A combinação de queda na arrecadação por conta da crise internacional e das desonerações feitas pelo governo para estimular a atividade econômica foram decisivas para a queda do superávit primário (economia que o governo faz para pagamento de juros da dívida) do setor público em fevereiro, na avaliação do chefe do Departamento Econômico (Depec) do Banco Central, Altamir Lopes.

FABIO GRANER E CÉLIA FROUFE, Agencia Estado

31 de março de 2009 | 13h51

Segundo ele, o superávit primário do mês passado foi o mais baixo para o mês de fevereiro desde 2005. Porém, a carga de juros de R$ 10,178 bilhões no mês passado foi a mais baixa para o período desde fevereiro de 2002. "O resultado (de fevereiro) de fato não é dos melhores", disse Altamir.
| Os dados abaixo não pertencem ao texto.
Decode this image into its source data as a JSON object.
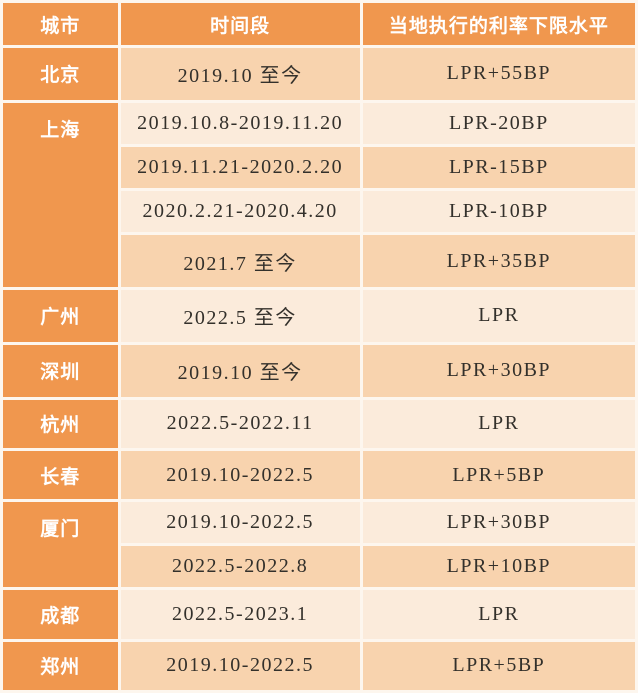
{
  "chart_data": {
    "type": "table",
    "columns": [
      "城市",
      "时间段",
      "当地执行的利率下限水平"
    ],
    "rows": [
      {
        "city": "北京",
        "city_rowspan": 1,
        "period": "2019.10 至今",
        "rate": "LPR+55BP",
        "shade": "dark"
      },
      {
        "city": "上海",
        "city_rowspan": 4,
        "period": "2019.10.8-2019.11.20",
        "rate": "LPR-20BP",
        "shade": "light"
      },
      {
        "city": "",
        "city_rowspan": 0,
        "period": "2019.11.21-2020.2.20",
        "rate": "LPR-15BP",
        "shade": "dark"
      },
      {
        "city": "",
        "city_rowspan": 0,
        "period": "2020.2.21-2020.4.20",
        "rate": "LPR-10BP",
        "shade": "light"
      },
      {
        "city": "",
        "city_rowspan": 0,
        "period": "2021.7 至今",
        "rate": "LPR+35BP",
        "shade": "dark"
      },
      {
        "city": "广州",
        "city_rowspan": 1,
        "period": "2022.5 至今",
        "rate": "LPR",
        "shade": "light"
      },
      {
        "city": "深圳",
        "city_rowspan": 1,
        "period": "2019.10 至今",
        "rate": "LPR+30BP",
        "shade": "dark"
      },
      {
        "city": "杭州",
        "city_rowspan": 1,
        "period": "2022.5-2022.11",
        "rate": "LPR",
        "shade": "light"
      },
      {
        "city": "长春",
        "city_rowspan": 1,
        "period": "2019.10-2022.5",
        "rate": "LPR+5BP",
        "shade": "dark"
      },
      {
        "city": "厦门",
        "city_rowspan": 2,
        "period": "2019.10-2022.5",
        "rate": "LPR+30BP",
        "shade": "light"
      },
      {
        "city": "",
        "city_rowspan": 0,
        "period": "2022.5-2022.8",
        "rate": "LPR+10BP",
        "shade": "dark"
      },
      {
        "city": "成都",
        "city_rowspan": 1,
        "period": "2022.5-2023.1",
        "rate": "LPR",
        "shade": "light"
      },
      {
        "city": "",
        "city_rowspan": 1,
        "period": "2019.10-2022.5",
        "rate": "LPR+5BP",
        "shade": "dark",
        "city_last": "郑州"
      }
    ]
  },
  "colors": {
    "accent": "#F0974E",
    "row_dark": "#F8D3AE",
    "row_light": "#FBEBDB",
    "grid": "#FDF6EE",
    "text_dark": "#33302B",
    "text_light": "#FFFFFF"
  }
}
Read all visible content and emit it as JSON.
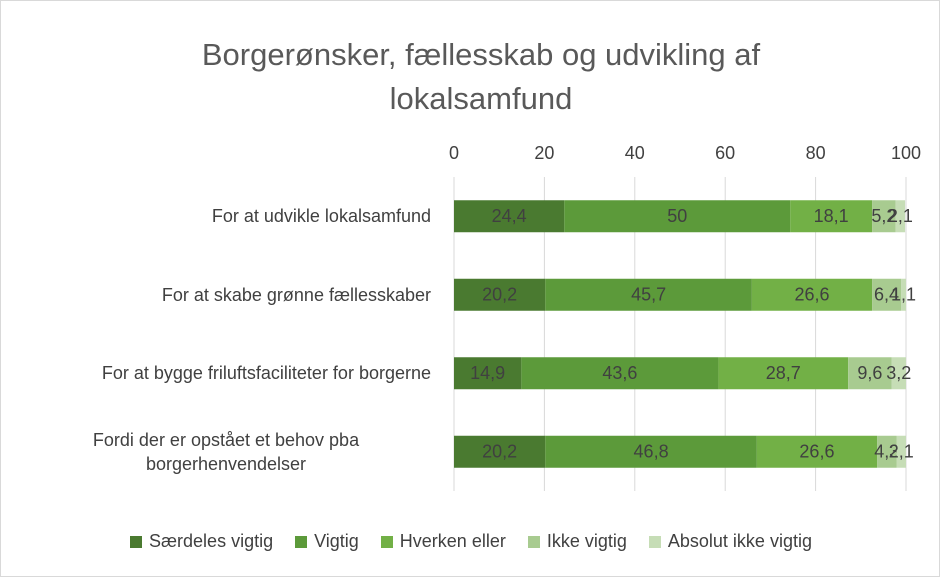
{
  "chart_data": {
    "type": "stacked_bar_horizontal",
    "title": "Borgerønsker, fællesskab og udvikling af lokalsamfund",
    "categories": [
      "For at udvikle lokalsamfund",
      "For at skabe grønne fællesskaber",
      "For at bygge friluftsfaciliteter for borgerne",
      "Fordi der er opstået et behov pba borgerhenvendelser"
    ],
    "series": [
      {
        "name": "Særdeles vigtig",
        "color": "#4a7a30",
        "values": [
          24.4,
          20.2,
          14.9,
          20.2
        ],
        "value_labels": [
          "24,4",
          "20,2",
          "14,9",
          "20,2"
        ]
      },
      {
        "name": "Vigtig",
        "color": "#5c9a3a",
        "values": [
          50,
          45.7,
          43.6,
          46.8
        ],
        "value_labels": [
          "50",
          "45,7",
          "43,6",
          "46,8"
        ]
      },
      {
        "name": "Hverken eller",
        "color": "#72b046",
        "values": [
          18.1,
          26.6,
          28.7,
          26.6
        ],
        "value_labels": [
          "18,1",
          "26,6",
          "28,7",
          "26,6"
        ]
      },
      {
        "name": "Ikke vigtig",
        "color": "#a8cb90",
        "values": [
          5.2,
          6.4,
          9.6,
          4.3
        ],
        "value_labels": [
          "5,2",
          "6,4",
          "9,6",
          "4,3"
        ]
      },
      {
        "name": "Absolut ikke vigtig",
        "color": "#c6ddb6",
        "values": [
          2.1,
          1.1,
          3.2,
          2.1
        ],
        "value_labels": [
          "2,1",
          "1,1",
          "3,2",
          "2,1"
        ]
      }
    ],
    "xlim": [
      0,
      100
    ],
    "xticks": [
      0,
      20,
      40,
      60,
      80,
      100
    ],
    "grid": true,
    "legend": "bottom"
  }
}
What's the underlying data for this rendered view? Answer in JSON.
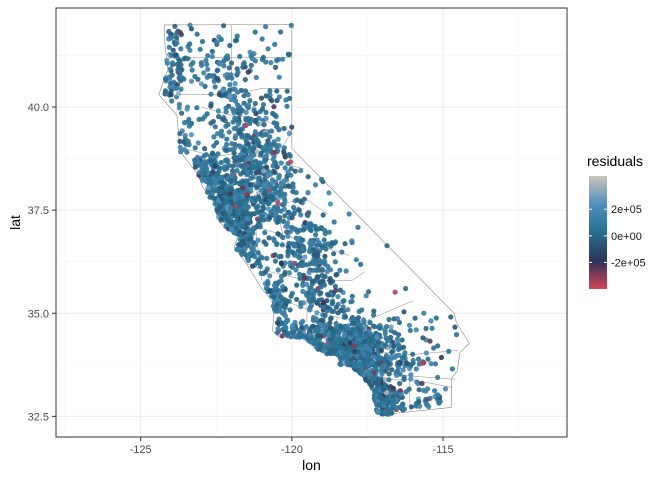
{
  "chart_data": {
    "type": "scatter",
    "title": "",
    "xlabel": "lon",
    "ylabel": "lat",
    "xlim": [
      -127.8,
      -110.9
    ],
    "ylim": [
      32.0,
      42.4
    ],
    "x_ticks": [
      -125,
      -120,
      -115
    ],
    "x_tick_labels": [
      "-125",
      "-120",
      "-115"
    ],
    "y_ticks": [
      32.5,
      35.0,
      37.5,
      40.0
    ],
    "y_tick_labels": [
      "32.5",
      "35.0",
      "37.5",
      "40.0"
    ],
    "grid": true,
    "map_outline": "California state and county boundaries",
    "points_source": "California housing observations plotted at lon/lat, colored by regression residuals",
    "points_summary": {
      "min_residual": -400000,
      "max_residual": 450000,
      "typical_residual": 50000
    },
    "legend": {
      "title": "residuals",
      "position": "right",
      "tick_values": [
        200000,
        0,
        -200000
      ],
      "tick_labels": [
        "2e+05",
        "0e+00",
        "-2e+05"
      ],
      "range": [
        -400000,
        450000
      ],
      "colors": [
        "#d6435a",
        "#2a3457",
        "#286f8f",
        "#5090bd",
        "#cbc4b9"
      ]
    },
    "theme": {
      "panel_border": "#333333",
      "gridline_major": "#ebebeb",
      "gridline_minor": "#f5f5f5",
      "county_line": "#888888"
    }
  }
}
Para Altamir, ao longo do ano o governo deve começar a recuperar a arrecadação, por conta da melhora no nível de atividade econômica.

O setor público consolidado registrou um superávit primário de R$ 4,107 bilhões em fevereiro. No primeiro bimestre deste ano, o saldo primário ficou positivo em R$ 9,295 bilhões, ou 2% do Produto Interno Bruto (PIB) e, nos últimos 12 meses até fevereiro, o superávit primário ficou em R$ 99,704 bilhões, ou 3,43% do PIB. No primeiro bimestre, o superávit primário foi o mais baixo desde os dois primeiros meses de 2006, enquanto a despesa com juros foi a menor desde 2005.